No One Thinks I’m a Writer but Me

If I’m not a writer, that makes things very confusing. Because when I’m hunched over my laptop, day after day, I certainly feel like a writer. Am I still a writer, though—if no one thinks I’m a writer but me?

Often I’m told—usually with good intention—all the things I should be: a salesman, an actor, a nurse, etc. The concern is appreciated; but what the people telling me this don’t know is I’ve already tried—or at least tried to convince myself—to be all these things before. And yet, I still sit down every day to write.

In college, I wrote a column for Pepperdine’s student newspaper about this same conflict of identity; except that old gem included some unfortunate metaphors about making cheese and being a pianist. Yes, I know—but I truly believed I was a writer then too.

At this point, I truly can’t imagine doing anything else with the finite amount of time I have to be alive. There will be no other opportunity to be the person who feels most like me. As my dad likes to say, “There is no dress rehearsal.”

To be fair, there are a select few people—one in particular—who want, even ask to read everything I continue cobbling together. True story. And the rarity of this unwavering support tends to startle, move, and force upon me equal amounts of humility and inspiration.

“Write without pay until someone offers pay,” Mark Twain once said. “If nobody offers within three years, sawing wood is what you were intended for.”

This is maybe the most inspiring quote I’ve ever read about being a writer. But it might not seem so to everyone. It says different things depending on how you read it. Some may interpret Twain’s words as: After three years, if you can’t make a living as a writer, give up.

But not me.

To me Twain is saying: If you can spend three years doing something as tedious and unrewarding as writing, for free no less, it won’t matter what you do after that. You can do anything—and you’ll still be a writer.
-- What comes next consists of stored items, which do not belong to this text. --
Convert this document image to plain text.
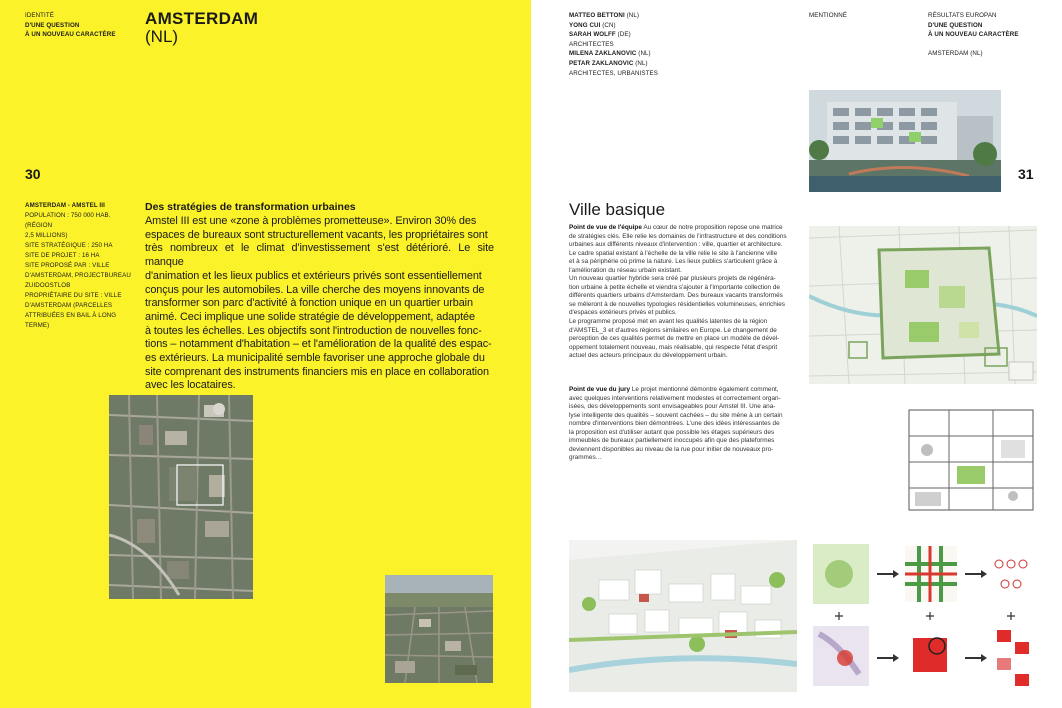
IDENTITÉ
D'UNE QUESTION
À UN NOUVEAU CARACTÈRE
AMSTERDAM
(NL)
30
AMSTERDAM - AMSTEL III
POPULATION : 750 000 HAB. (RÉGION
2,5 MILLIONS)
SITE STRATÉGIQUE : 250 HA
SITE DE PROJET : 16 HA
SITE PROPOSÉ PAR : VILLE
D'AMSTERDAM, PROJECTBUREAU
ZUIDOOSTLOB
PROPRIÉTAIRE DU SITE : VILLE
D'AMSTERDAM (PARCELLES
ATTRIBUÉES EN BAIL À LONG TERME)
Des stratégies de transformation urbaines
Amstel III est une «zone à problèmes prometteuse». Environ 30% des
espaces de bureaux sont structurellement vacants, les propriétaires sont
très nombreux et le climat d'investissement s'est détérioré. Le site manque
d'animation et les lieux publics et extérieurs privés sont essentiellement
conçus pour les automobiles. La ville cherche des moyens innovants de
transformer son parc d'activité à fonction unique en un quartier urbain
animé. Ceci implique une solide stratégie de développement, adaptée
à toutes les échelles. Les objectifs sont l'introduction de nouvelles fonc-
tions – notamment d'habitation – et l'amélioration de la qualité des espac-
es extérieurs. La municipalité semble favoriser une approche globale du
site comprenant des instruments financiers mis en place en collaboration
avec les locataires.
MATTEO BETTONI (NL)
YONG CUI (CN)
SARAH WOLFF (DE)
ARCHITECTES
MILENA ZAKLANOVIC (NL)
PETAR ZAKLANOVIC (NL)
ARCHITECTES, URBANISTES
MENTIONNÉ	RÉSULTATS EUROPAN
D'UNE QUESTION
À UN NOUVEAU CARACTÈRE
AMSTERDAM (NL)
31
Ville basique
Point de vue de l'équipe Au cœur de notre proposition repose une matrice
de stratégies clés. Elle relie les domaines de l'infrastructure et des conditions
urbaines aux différents niveaux d'intervention : ville, quartier et architecture.
Le cadre spatial existant à l'échelle de la ville relie le site à l'ancienne ville
et à sa périphérie où prime la nature. Les lieux publics s'articulent grâce à
l'amélioration du réseau urbain existant.
Un nouveau quartier hybride sera créé par plusieurs projets de régénéra-
tion urbaine à petite échelle et viendra s'ajouter à l'importante collection de
différents quartiers urbains d'Amsterdam. Des bureaux vacants transformés
se mêleront à de nouvelles typologies résidentielles volumineuses, enrichies
d'espaces extérieurs privés et publics.
Le programme proposé met en avant les qualités latentes de la région
d'AMSTEL_3 et d'autres régions similaires en Europe. Le changement de
perception de ces qualités permet de mettre en place un modèle de dével-
oppement totalement nouveau, mais réalisable, qui respecte l'état d'esprit
actuel des acteurs principaux du développement urbain.
Point de vue du jury Le projet mentionné démontre également comment,
avec quelques interventions relativement modestes et correctement organ-
isées, des développements sont envisageables pour Amstel III. Une ana-
lyse intelligente des qualités – souvent cachées – du site mène à un certain
nombre d'interventions bien démontrées. L'une des idées intéressantes de
la proposition est d'utiliser autant que possible les étages supérieurs des
immeubles de bureaux partiellement inoccupés afin que des plateformes
deviennent disponibles au niveau de la rue pour initier de nouveaux pro-
grammes…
Becoming anything starts with a choice—to go art school, or law school, or have children. Then once you’ve made that choice, you have to keep on making it, day after day, hour after hour, until the rest of the world catches up. You just keep on being that thing—artist, parent, lumberjack—until everyone, including you, forgets you were ever anything else.

“And one more thing,” Brenda Ueland wrote in If You Want to Write (1938). “Who knows if he is great or talented? No one. We don’t even know what we are, or what our lives are like.”